Authors:Song lai, Haohan Zhao, Rong Feng, Changyi MA, Wezhuo Liu, HongBo Zhao, XI LIN, Dong Yi, Min XIE, Qingfu Zhang, Hongbin Liu, Gaofeng Meng, Fei Zhu

View the PDF file from the paper with a natural reinforcement title that reduces forgetfulness in continuous training, by Song Lai and 12 other authors

PDF HTML (experimental) view

a summary:After continuing training (CPT) is a common and effective technique for adapting basic models such as large multimedia models for specific and constantly developed tasks. While current research focused mainly on ways such as restarting data, expanding the form or organizing parameters, the primary role of the CPT learning model is still largely uncomfortable. This paper presents a comparative analysis of two basic models after training: SFT and augmented light (RFT), and investigating the effects of each of them to keep knowledge during CPT. Our experiments are conducted on a standard of seven various multimedia tasks, using QWEN2.5-VL-7B-Instract as a basic post-training model. The investigation results in important results: (1) Upon constant learning in the estuary tasks, SFT leads to the catastrophic of the tasks that have been previously learned. On the other hand, RFT maintains the previous knowledge and achieve comparative performance with multi -task training. (2) RFT successfully protects and even enhances the general knowledge of standard standards (for example, MMMU and MMLU-PRO).

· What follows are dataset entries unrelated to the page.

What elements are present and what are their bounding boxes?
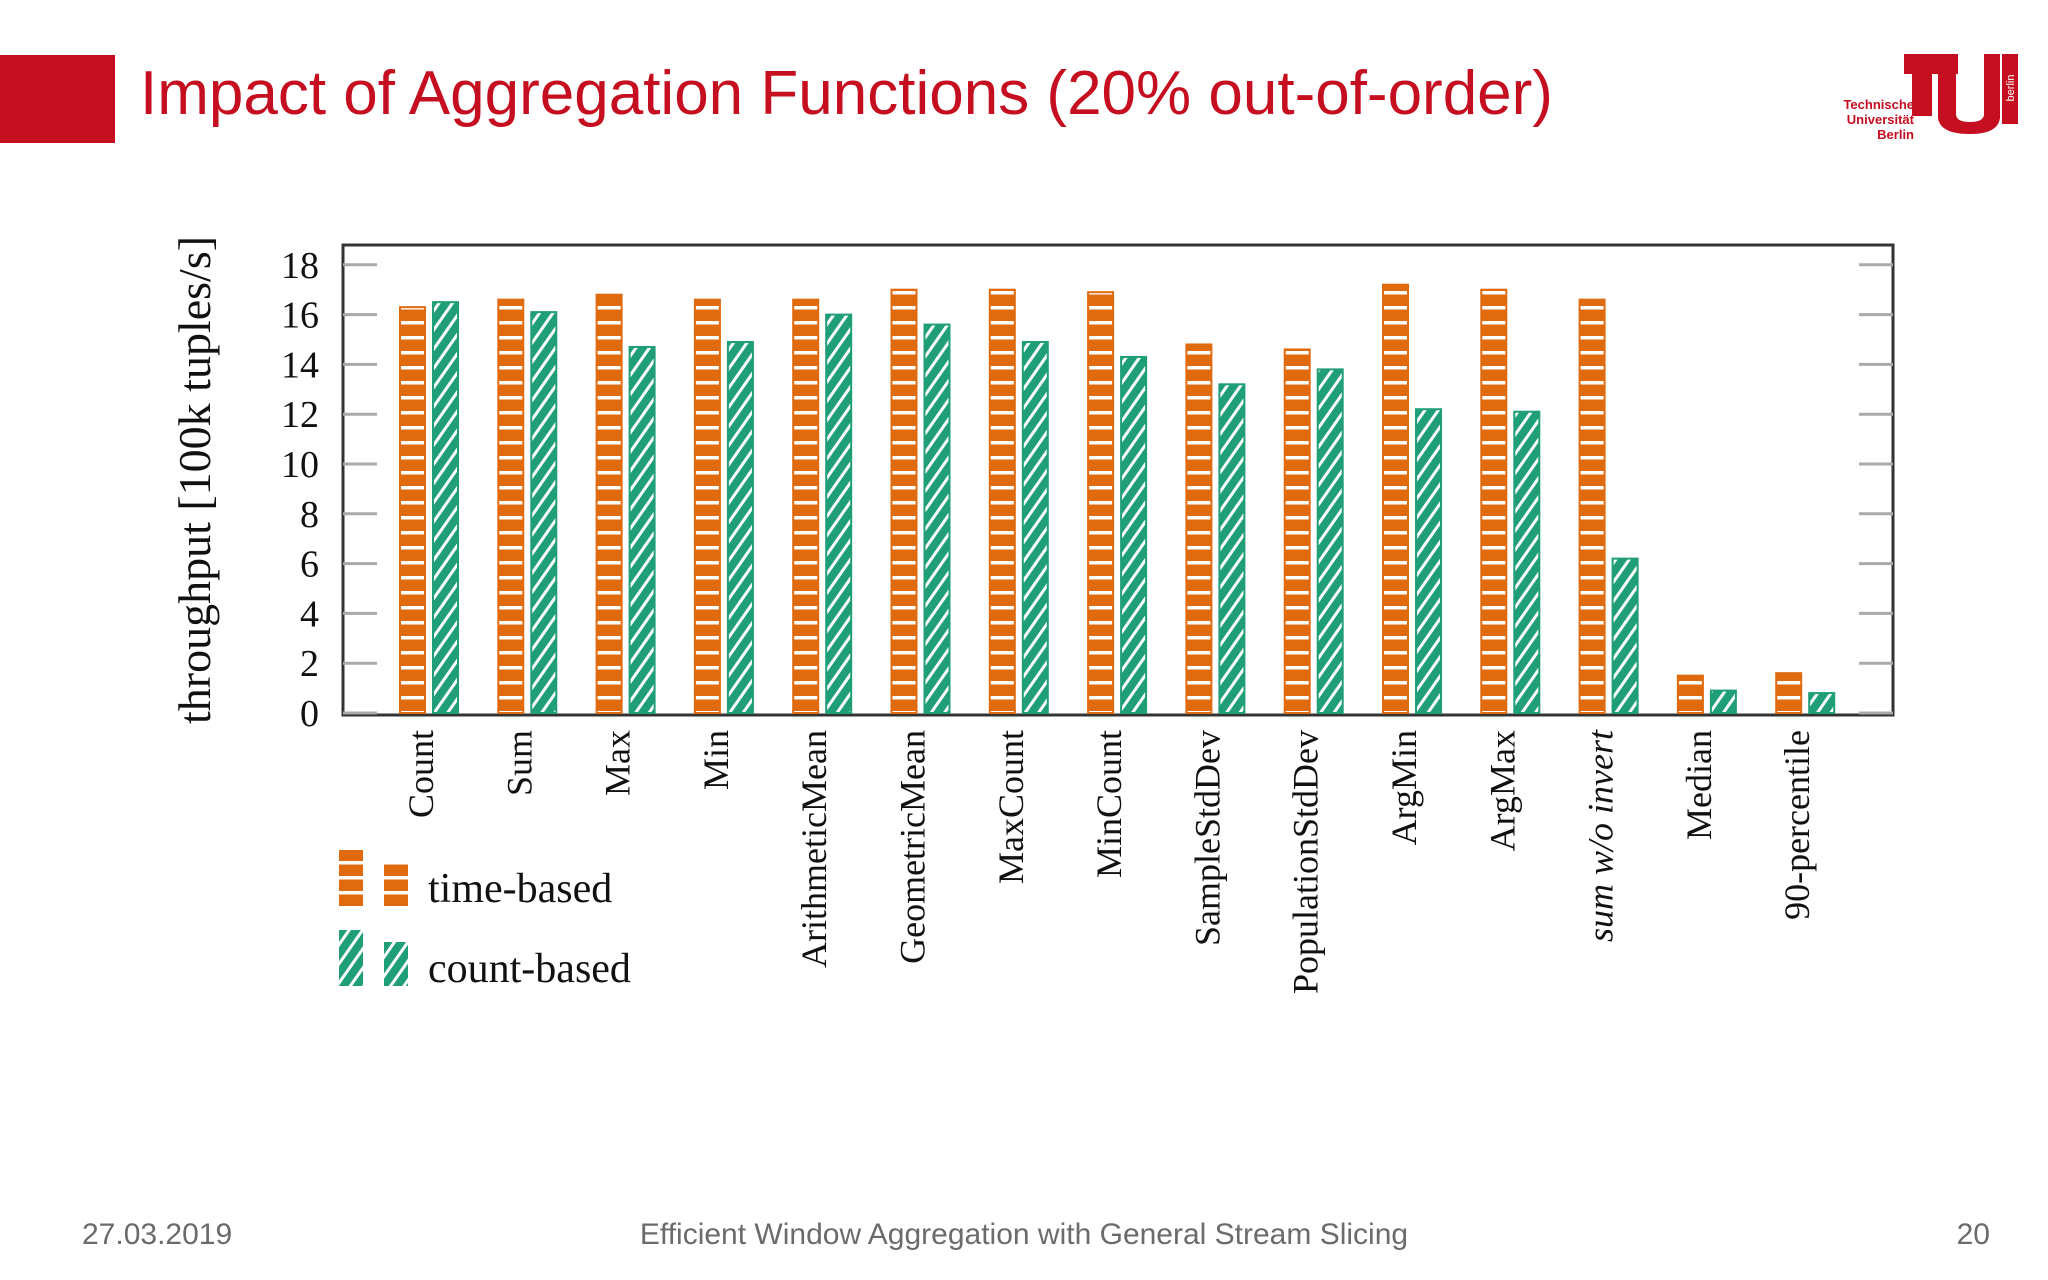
legend-label-count-based: count-based: [428, 946, 631, 992]
x-tick-label: Max: [598, 730, 638, 796]
x-tick-label: SampleStdDev: [1187, 730, 1227, 946]
bar-time-based: [988, 288, 1016, 714]
logo-side-text: berlin: [2005, 75, 2017, 102]
x-tick-label: ArithmeticMean: [794, 730, 834, 968]
bar-count-based: [530, 311, 558, 714]
y-tick-label: 10: [281, 444, 319, 486]
footer-title: Efficient Window Aggregation with Genera…: [639, 1218, 1409, 1251]
y-tick-label: 16: [281, 295, 319, 337]
y-tick-label: 18: [281, 245, 319, 287]
plot-frame: [341, 243, 1895, 717]
bar-time-based: [399, 306, 426, 714]
x-tick-label: 90-percentile: [1777, 730, 1817, 920]
logo-wordmark: Technische Universität Berlin: [1822, 97, 1914, 142]
x-tick-label: Min: [696, 730, 736, 790]
x-tick-label: MaxCount: [991, 730, 1031, 884]
tu-berlin-logo: berlin: [1904, 54, 2018, 134]
y-tick-label: 6: [300, 544, 319, 586]
bar-time-based: [1578, 298, 1606, 714]
page-number: 20: [1956, 1218, 1990, 1251]
bar-count-based: [825, 313, 853, 714]
bar-count-based: [1316, 368, 1344, 714]
logo-line: Universität: [1846, 112, 1914, 127]
y-tick-label: 12: [281, 394, 319, 436]
legend-label-time-based: time-based: [428, 866, 612, 912]
x-tick-label: ArgMax: [1482, 730, 1522, 851]
legend: time-based count-based: [339, 850, 631, 992]
bar-time-based: [1283, 348, 1311, 714]
slide-title: Impact of Aggregation Functions (20% out…: [140, 59, 1553, 128]
legend-swatch-count-based: [384, 942, 408, 986]
footer-date: 27.03.2019: [82, 1218, 233, 1251]
y-tick-label: 8: [300, 494, 319, 536]
legend-swatch-time-based: [384, 862, 408, 906]
logo-line: Technische: [1843, 97, 1914, 112]
bar-count-based: [923, 323, 951, 714]
bar-time-based: [1087, 291, 1115, 714]
legend-swatch-count-based: [339, 930, 363, 986]
legend-swatch-time-based: [339, 850, 363, 906]
bar-time-based: [1480, 288, 1508, 714]
bar-time-based: [890, 288, 918, 714]
bar-count-based: [1218, 383, 1246, 714]
y-tick-label: 4: [300, 593, 319, 635]
x-tick-label: Count: [401, 730, 441, 818]
y-axis-label: throughput [100k tuples/s]: [169, 236, 220, 724]
x-tick-label: ArgMin: [1384, 730, 1424, 845]
x-tick-label: GeometricMean: [893, 730, 933, 964]
bar-count-based: [1611, 557, 1639, 714]
bar-count-based: [1021, 340, 1049, 714]
bar-count-based: [1808, 692, 1836, 715]
x-tick-label: MinCount: [1089, 730, 1129, 878]
y-tick-label: 2: [300, 643, 319, 685]
bar-count-based: [1415, 408, 1442, 714]
logo-line: Berlin: [1877, 127, 1914, 142]
bar-count-based: [1513, 410, 1541, 714]
y-tick-label: 0: [300, 693, 319, 735]
x-tick-label: Median: [1679, 730, 1719, 840]
bar-count-based: [1120, 355, 1148, 714]
bar-time-based: [693, 298, 721, 714]
bar-count-based: [1709, 689, 1737, 715]
bar-time-based: [1382, 283, 1409, 714]
title-accent-bar: [0, 55, 115, 143]
bar-count-based: [432, 301, 459, 714]
x-tick-label: sum w/o invert: [1581, 729, 1621, 942]
bar-count-based: [726, 340, 754, 714]
x-tick-label: PopulationStdDev: [1286, 730, 1326, 994]
x-tick-label: Sum: [499, 730, 539, 796]
y-tick-label: 14: [281, 344, 319, 386]
bar-time-based: [1775, 672, 1803, 714]
bar-time-based: [497, 298, 525, 714]
bar-time-based: [1185, 343, 1213, 714]
bar-count-based: [628, 345, 656, 714]
bar-time-based: [1676, 674, 1704, 715]
bar-time-based: [792, 298, 820, 714]
bar-time-based: [595, 293, 623, 714]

On the contrary, SFT highly degrades the possibilities of the general model. More analysis reveals that this stability is not primarily due to clear mechanisms such as KL or a series of thought. Instead, we define the implicit regulation mechanism inherent in RFT as a major shareholder. Our theoretical analysis indicates that the RFT models are naturally limited through the contractions of the rewards, as it acts as a data -reliable regulator that protects the previously acquired knowledge. Finally, we suggest an absolutely existing liquidation algorithm to enhance the stability and efficiency of RFT. Our comprehensive study shows the superiority of RFT as a strong post -training model.